What will I pay in transfer tax when I sell in Bedford? New Hampshire charges $0.75 per $100 of the sale price to the seller and the same rate again to the buyer, a combined $1.50 per $100. On an $815,000 sale, that is roughly $6,113 from the seller’s side alone.
Buying From Out of State

- Line up financing before you start touring. With a 10- to 17-day median time on market through 2026, an unapproved buyer is competing against pre-approved ones on every showing.
- Budget the transfer tax into your closing costs. The buyer’s share matches the seller’s: $0.75 per $100 of the purchase price under RSA 78-B, on top of standard lender and title costs.

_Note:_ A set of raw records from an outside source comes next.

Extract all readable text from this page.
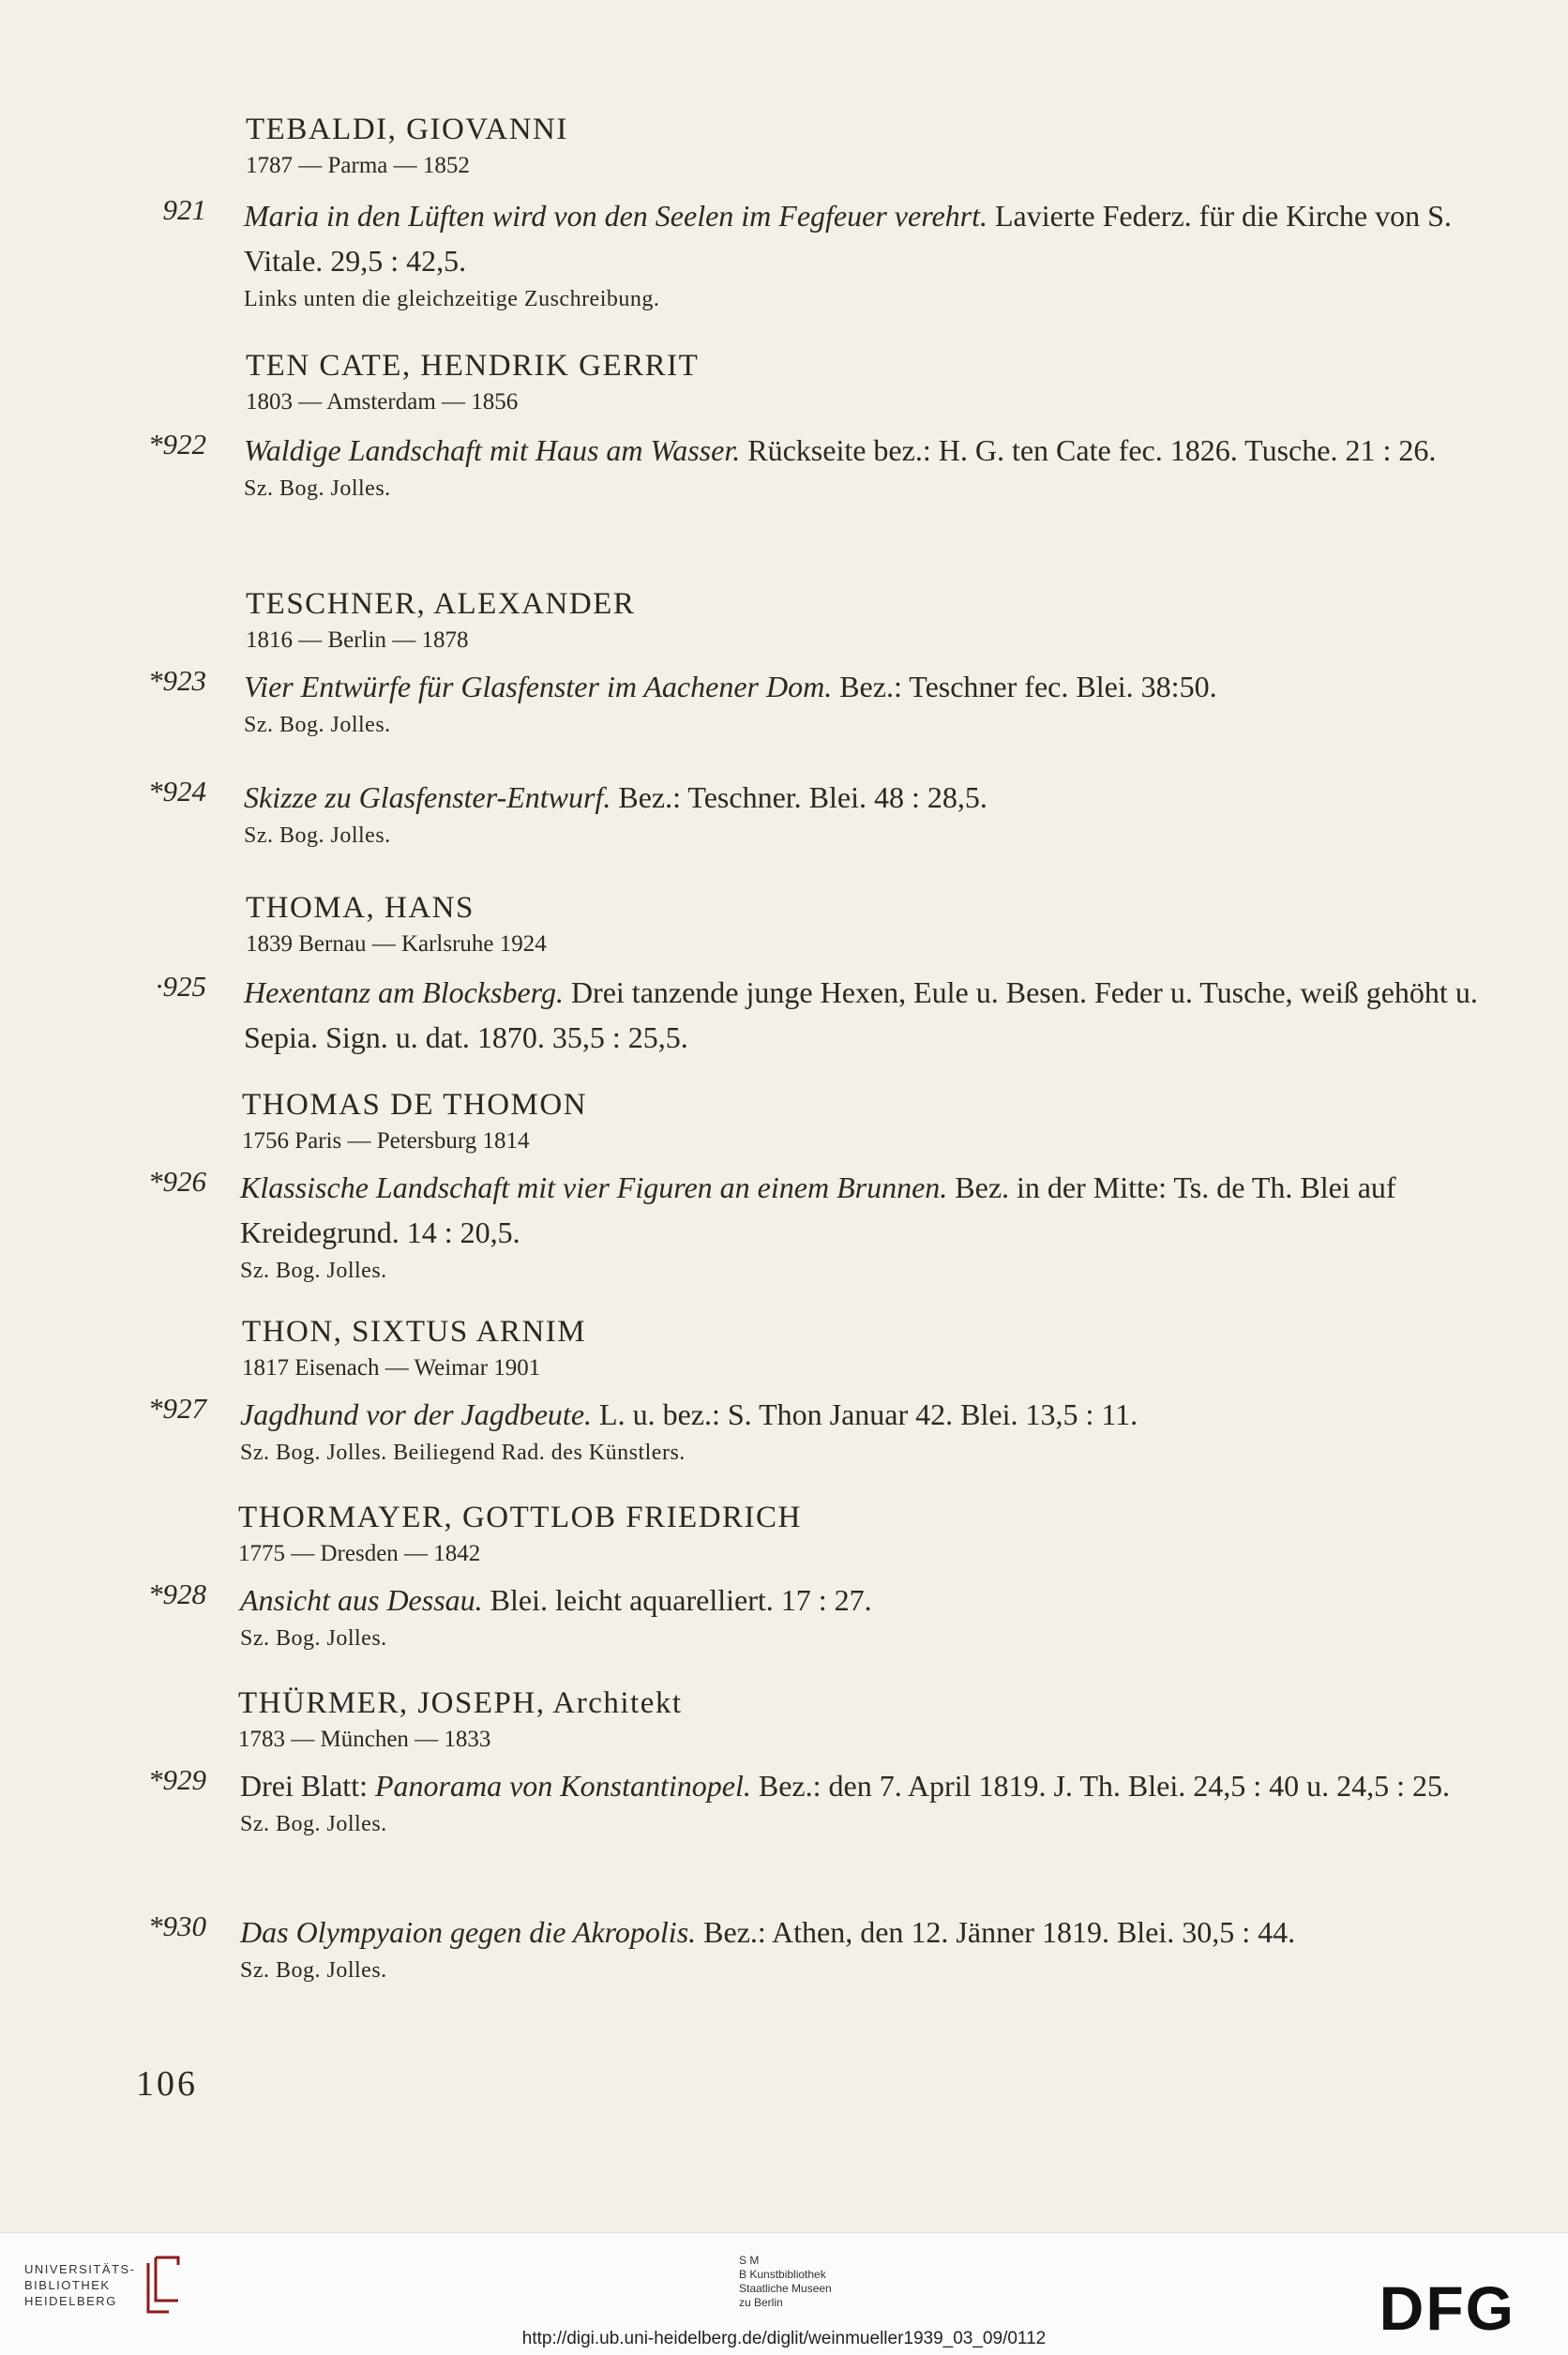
TEBALDI, GIOVANNI
1787 — Parma — 1852
921 Maria in den Lüften wird von den Seelen im Fegfeuer verehrt. Lavierte Federz. für die Kirche von S. Vitale. 29,5 : 42,5.
Links unten die gleichzeitige Zuschreibung.
TEN CATE, HENDRIK GERRIT
1803 — Amsterdam — 1856
*922 Waldige Landschaft mit Haus am Wasser. Rückseite bez.: H. G. ten Cate fec. 1826. Tusche. 21 : 26.
Sz. Bog. Jolles.
TESCHNER, ALEXANDER
1816 — Berlin — 1878
*923 Vier Entwürfe für Glasfenster im Aachener Dom. Bez.: Teschner fec. Blei. 38:50.
Sz. Bog. Jolles.
*924 Skizze zu Glasfenster-Entwurf. Bez.: Teschner. Blei. 48 : 28,5.
Sz. Bog. Jolles.
THOMA, HANS
1839 Bernau — Karlsruhe 1924
·925 Hexentanz am Blocksberg. Drei tanzende junge Hexen, Eule u. Besen. Feder u. Tusche, weiß gehöht u. Sepia. Sign. u. dat. 1870. 35,5 : 25,5.
THOMAS DE THOMON
1756 Paris — Petersburg 1814
*926 Klassische Landschaft mit vier Figuren an einem Brunnen. Bez. in der Mitte: Ts. de Th. Blei auf Kreidegrund. 14 : 20,5.
Sz. Bog. Jolles.
THON, SIXTUS ARNIM
1817 Eisenach — Weimar 1901
*927 Jagdhund vor der Jagdbeute. L. u. bez.: S. Thon Januar 42. Blei. 13,5 : 11.
Sz. Bog. Jolles. Beiliegend Rad. des Künstlers.
THORMAYER, GOTTLOB FRIEDRICH
1775 — Dresden — 1842
*928 Ansicht aus Dessau. Blei. leicht aquarelliert. 17 : 27.
Sz. Bog. Jolles.
THÜRMER, JOSEPH, Architekt
1783 — München — 1833
*929 Drei Blatt: Panorama von Konstantinopel. Bez.: den 7. April 1819. J. Th. Blei. 24,5 : 40 u. 24,5 : 25.
Sz. Bog. Jolles.
*930 Das Olympyaion gegen die Akropolis. Bez.: Athen, den 12. Jänner 1819. Blei. 30,5 : 44.
Sz. Bog. Jolles.
106
UNIVERSITÄTS-
BIBLIOTHEK
HEIDELBERG
S M
B Kunstbibliothek
Staatliche Museen
zu Berlin	DFG
http://digi.ub.uni-heidelberg.de/diglit/weinmueller1939_03_09/0112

- Confirm the school zone in writing before you make an offer, especially if a specific elementary school matters to your decision; boundaries are drawn by address, not by neighborhood name.
Common Mistakes and Limitations

- Treating any single price figure as “the” Bedford median. Closed-sale medians, listing medians, and automated value indices measure different things and can differ by hundreds of thousands of dollars in the same season.
- Assuming Manchester’s tax rate is current for this year’s comparison. The $19.58 figure used above is the most recently confirmed DRA rate at the time of writing, for the 2024 tax year; confirm the current year directly with the city assessor before budgeting off it.
- Assuming “top-rated district” means every school in it carries the same rating. McKelvie Intermediate currently has no SchoolDigger ranking, a fact that does not appear in most district-level summaries.
- Skipping local verification on sub-area pricing. No public dataset currently segments Bedford by neighborhood; a median across the whole town can obscure real differences street to street.